The new Louis Vuitton Millionaire Speedy bag from creative director Pharrell Williams is made from crocodile leather, and has the hefty price-point of $1 million, garnering criticism over the excessive and ‘insensitive’ focus on luxury goods.
Louis Vuitton has recently released their Millionaire Speedy bag, the new crocodile-leather accessory that’s appropriately named due to its $1 million price tag.
Sold on a made-to-order basis, the bag comes in blue, green, red, yellow, and brown, and has the brand’s standard silhouette. Typically, Louis Vuitton bags are made with a coated canvas and fixed with hardware made of gold and added diamonds. The Millionaire Speedy bag is made of crocodile leather.
The bag was created with musician, and Louis Vuitton creative director Pharrell Williams, who joined the team back in February, and was seen sporting the bag at Paris Fashion Week this past summer. The hefty price point has led to a lot of criticism over humanity’s obsession with luxury goods and the privilege one needs to own it. Caryn Franklin spoke with the Guardian regarding this criticism.

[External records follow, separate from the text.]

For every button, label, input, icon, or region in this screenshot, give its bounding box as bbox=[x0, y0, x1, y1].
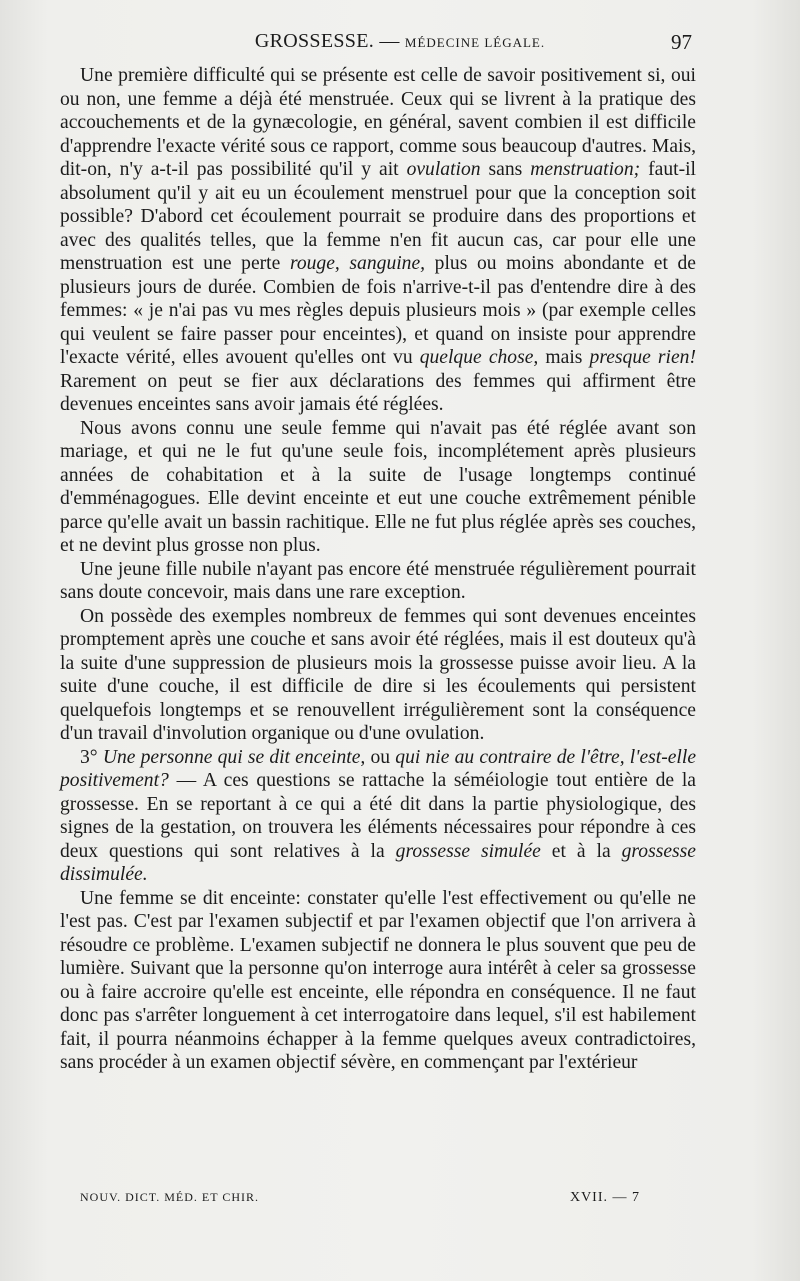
title-main: GROSSESSE. bbox=[254, 30, 375, 52]
page-footer bbox=[80, 1190, 640, 1210]
text-run: 3° bbox=[80, 746, 103, 768]
italic-text: Une personne qui se dit enceinte, bbox=[102, 746, 366, 768]
paragraph bbox=[60, 64, 696, 417]
text-run: Une femme se dit enceinte: constater qu'elle l'est effectivement ou qu'elle ne l'est pas. C'est par l'examen subjectif et par l'examen objectif que l'on arrivera à résoudre ce problème. L'examen subjectif ne donnera le plus souvent que peu de lumière. Suivant que la personne qu'on interroge aura intérêt à celer sa grossesse ou à faire accroire qu'elle est enceinte, elle répondra en conséquence. Il ne faut donc pas s'arrêter longuement à cet interrogatoire dans lequel, s'il est habilement fait, il pourra néanmoins échapper à la femme quelques aveux contradictoires, sans procéder à un examen objectif sévère, en commençant par l'extérieur bbox=[60, 887, 696, 1073]
text-run: Rarement on peut se fier aux déclarations des femmes qui affirment être devenues enceintes sans avoir jamais été réglées. bbox=[60, 370, 696, 415]
text-run: Nous avons connu une seule femme qui n'avait pas été réglée avant son mariage, et qui ne le fut qu'une seule fois, incomplétement après plusieurs années de cohabitation et à la suite de l'usage longtemps continué d'emménagogues. Elle devint enceinte et eut une couche extrêmement pénible parce qu'elle avait un bassin rachitique. Elle ne fut plus réglée après ses couches, et ne devint plus grosse non plus. bbox=[60, 417, 696, 556]
text-run: plus ou moins abondante et de plusieurs jours de durée. Combien de fois n'arrive-t-il pas d'entendre dire à des femmes: « je n'ai pas vu mes règles depuis plusieurs mois » (par exemple celles qui veulent se faire passer pour enceintes), et quand on insiste pour apprendre l'exacte vérité, elles avouent qu'elles ont vu bbox=[60, 253, 696, 368]
text-run: faut-il absolument qu'il y ait eu un écoulement menstruel pour que la conception soit possible? D'abord cet écoulement pourrait se produire dans des proportions et avec des qualités telles, que la femme n'en fit aucun cas, car pour elle une menstruation est une perte bbox=[60, 159, 696, 274]
italic-text: grossesse simulée bbox=[395, 840, 541, 862]
text-run: mais bbox=[538, 347, 590, 368]
paragraph bbox=[60, 746, 696, 887]
italic-text: menstruation; bbox=[530, 159, 641, 180]
italic-text: quelque chose, bbox=[419, 347, 539, 368]
text-run: sans bbox=[480, 159, 531, 180]
italic-text: qui nie au contraire de l'être, l'est-elle positivement? bbox=[60, 746, 697, 791]
footer-volume: XVII. — 7 bbox=[569, 1190, 640, 1205]
paragraph bbox=[60, 887, 696, 1075]
text-run: ou bbox=[365, 746, 396, 768]
footer-signature: NOUV. DICT. MÉD. ET CHIR. bbox=[80, 1190, 260, 1204]
text-run: On possède des exemples nombreux de femmes qui sont devenues enceintes promptement après une couche et sans avoir été réglées, mais il est douteux qu'à la suite d'une suppression de plusieurs mois la grossesse puisse avoir lieu. A la suite d'une couche, il est difficile de dire si les écoulements qui persistent quelquefois longtemps et se renouvellent irrégulièrement sont la conséquence d'un travail d'involution organique ou d'une ovulation. bbox=[60, 605, 696, 744]
italic-text: presque rien! bbox=[589, 347, 696, 368]
text-run: Une jeune fille nubile n'ayant pas encore été menstruée régulièrement pourrait sans doute concevoir, mais dans une rare exception. bbox=[60, 558, 696, 603]
paragraph bbox=[60, 605, 696, 746]
title-dash: — bbox=[374, 30, 405, 52]
italic-text: ovulation bbox=[406, 159, 481, 180]
text-run: Une première difficulté qui se présente est celle de savoir positivement si, oui ou non, une femme a déjà été menstruée. Ceux qui se livrent à la pratique des accouchements et de la gynæcologie, en général, savent combien il est difficile d'apprendre l'exacte vérité sous ce rapport, comme sous beaucoup d'autres. Mais, dit-on, n'y a-t-il pas possibilité qu'il y ait bbox=[60, 65, 696, 180]
title-sub: MÉDECINE LÉGALE. bbox=[404, 35, 546, 50]
italic-text: grossesse dissimulée. bbox=[60, 840, 696, 885]
text-run: — A ces questions se rattache la séméiologie tout entière de la grossesse. En se reportant à ce qui a été dit dans la partie physiologique, des signes de la gestation, on trouvera les éléments nécessaires pour répondre à ces deux questions qui sont relatives à la bbox=[60, 770, 696, 862]
text-run: et à la bbox=[540, 840, 622, 862]
paragraph bbox=[60, 417, 696, 558]
page-number: 97 bbox=[671, 30, 692, 54]
running-header bbox=[0, 30, 800, 56]
paragraph bbox=[60, 558, 696, 605]
italic-text: rouge, sanguine, bbox=[289, 253, 426, 274]
body-text bbox=[60, 64, 696, 1075]
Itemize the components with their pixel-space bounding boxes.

“The [Millionaire Speedy bag] made of all the usual status signifiers – exotic leather, crocodile, gold hardware and diamond embellishments – is a brand gimmick and an insensitive declaration of global north privilege. It’s not cool in 2023.”
The bag itself is not going to be in any Louis Vuitton stores, however. Those who want to purchase the bag must be a vetted client of the brand who is personally invited by LV to purchase.
The senior vice president of PETA US reportedly sent Pharrell a letter inviting him to go on a tour of a crocodile farm to show him exactly how the material is harvested. Use of exotic skins, however, such as crocodile and alligator is not unheard of from luxury fashion labels; one of the most known is the Birkin bag from Hermes.
Castro continued on to argue that as a society, we need to redefine what luxury truly means in a more accessible context.
“I believe it’s time to redefine what luxury means for today’s standards and embrace only a process that creates true, good beauty, engaging positively with nature and its people throughout its life.”
“[We should place] that luxury around a product that is 100% traceable in its material, and transparent when it comes to cost – creating a luxury product which affords luxury to the people who make it. A luxury that costs, but pays back. What is rarer than a major fashion brand paying its workers a living wage?” Castro stated.
“Sure, spend all your cash on pricey identity statements. But make ethical and purpose-led purchases,” says Franklin. “[For example there’s a bag from] eco and luxury brand Elvis and Kresse, which has been released in response to the Millionaire Speedy. It also costs a million pounds because it’s made from non-exploitative and recycled materials with the entire amount going to charity. Now that’s a statement.”
As the website states: “If we are going to have a price that is clearly designed to generate headlines then why not generate headlines for the right reasons?”